Towards Domain-Agnostic Contrastive Learning
This addresses the need for flexible self-supervised learning in domains lacking predefined invariances, offering an incremental improvement over existing methods.
The paper tackles the problem of domain-specific limitations in contrastive self-supervised learning by proposing DACL, a domain-agnostic method using Mixup noise to create examples across domains like tabular data, images, and graphs, which outperforms other domain-agnostic methods and enhances domain-specific approaches like SimCLR.

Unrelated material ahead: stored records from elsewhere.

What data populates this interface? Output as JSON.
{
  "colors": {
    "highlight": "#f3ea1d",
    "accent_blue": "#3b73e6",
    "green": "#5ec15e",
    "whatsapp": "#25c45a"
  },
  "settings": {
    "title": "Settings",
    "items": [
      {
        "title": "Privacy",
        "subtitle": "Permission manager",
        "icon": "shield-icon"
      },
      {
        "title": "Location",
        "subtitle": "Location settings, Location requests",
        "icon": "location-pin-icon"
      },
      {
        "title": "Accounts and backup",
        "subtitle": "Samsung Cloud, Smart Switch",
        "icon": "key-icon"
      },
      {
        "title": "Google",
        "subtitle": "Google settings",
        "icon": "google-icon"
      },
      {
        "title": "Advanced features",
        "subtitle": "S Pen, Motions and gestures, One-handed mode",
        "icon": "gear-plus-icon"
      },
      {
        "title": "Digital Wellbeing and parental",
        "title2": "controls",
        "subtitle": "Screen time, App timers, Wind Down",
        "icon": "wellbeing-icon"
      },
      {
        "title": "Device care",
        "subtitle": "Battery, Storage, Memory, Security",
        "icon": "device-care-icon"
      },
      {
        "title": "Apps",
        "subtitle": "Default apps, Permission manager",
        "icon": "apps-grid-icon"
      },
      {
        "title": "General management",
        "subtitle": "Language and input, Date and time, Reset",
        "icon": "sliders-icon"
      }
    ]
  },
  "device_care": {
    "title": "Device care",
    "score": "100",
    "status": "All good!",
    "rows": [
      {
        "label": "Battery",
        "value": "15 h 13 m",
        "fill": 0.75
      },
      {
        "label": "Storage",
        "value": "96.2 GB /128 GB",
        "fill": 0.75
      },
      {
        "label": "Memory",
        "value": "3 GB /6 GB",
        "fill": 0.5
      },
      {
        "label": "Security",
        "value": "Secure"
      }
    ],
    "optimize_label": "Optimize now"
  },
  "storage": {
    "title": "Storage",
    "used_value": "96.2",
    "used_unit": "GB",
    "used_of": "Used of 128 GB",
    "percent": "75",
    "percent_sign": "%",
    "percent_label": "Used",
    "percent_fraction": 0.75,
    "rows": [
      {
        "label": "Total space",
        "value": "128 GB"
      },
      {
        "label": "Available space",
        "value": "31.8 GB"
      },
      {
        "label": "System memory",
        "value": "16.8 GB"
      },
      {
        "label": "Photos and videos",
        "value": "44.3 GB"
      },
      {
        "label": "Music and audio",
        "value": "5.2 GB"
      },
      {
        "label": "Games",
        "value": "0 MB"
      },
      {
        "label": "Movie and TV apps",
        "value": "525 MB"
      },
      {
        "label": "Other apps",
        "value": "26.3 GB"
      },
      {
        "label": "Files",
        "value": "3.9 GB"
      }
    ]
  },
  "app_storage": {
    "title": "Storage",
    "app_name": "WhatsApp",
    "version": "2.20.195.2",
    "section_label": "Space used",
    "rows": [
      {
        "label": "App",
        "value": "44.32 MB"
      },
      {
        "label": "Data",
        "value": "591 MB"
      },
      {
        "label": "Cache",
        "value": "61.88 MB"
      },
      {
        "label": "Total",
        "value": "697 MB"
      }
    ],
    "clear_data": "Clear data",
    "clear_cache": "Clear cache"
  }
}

Despite recent success, most contrastive self-supervised learning methods are domain-specific, relying heavily on data augmentation techniques that require knowledge about a particular domain, such as image cropping and rotation. To overcome such limitation, we propose a novel domain-agnostic approach to contrastive learning, named DACL, that is applicable to domains where invariances, and thus, data augmentation techniques, are not readily available. Key to our approach is the use of Mixup noise to create similar and dissimilar examples by mixing data samples differently either at the input or hidden-state levels. To demonstrate the effectiveness of DACL, we conduct experiments across various domains such as tabular data, images, and graphs. Our results show that DACL not only outperforms other domain-agnostic noising methods, such as Gaussian-noise, but also combines well with domain-specific methods, such as SimCLR, to improve self-supervised visual representation learning. Finally, we theoretically analyze our method and show advantages over the Gaussian-noise based contrastive learning approach.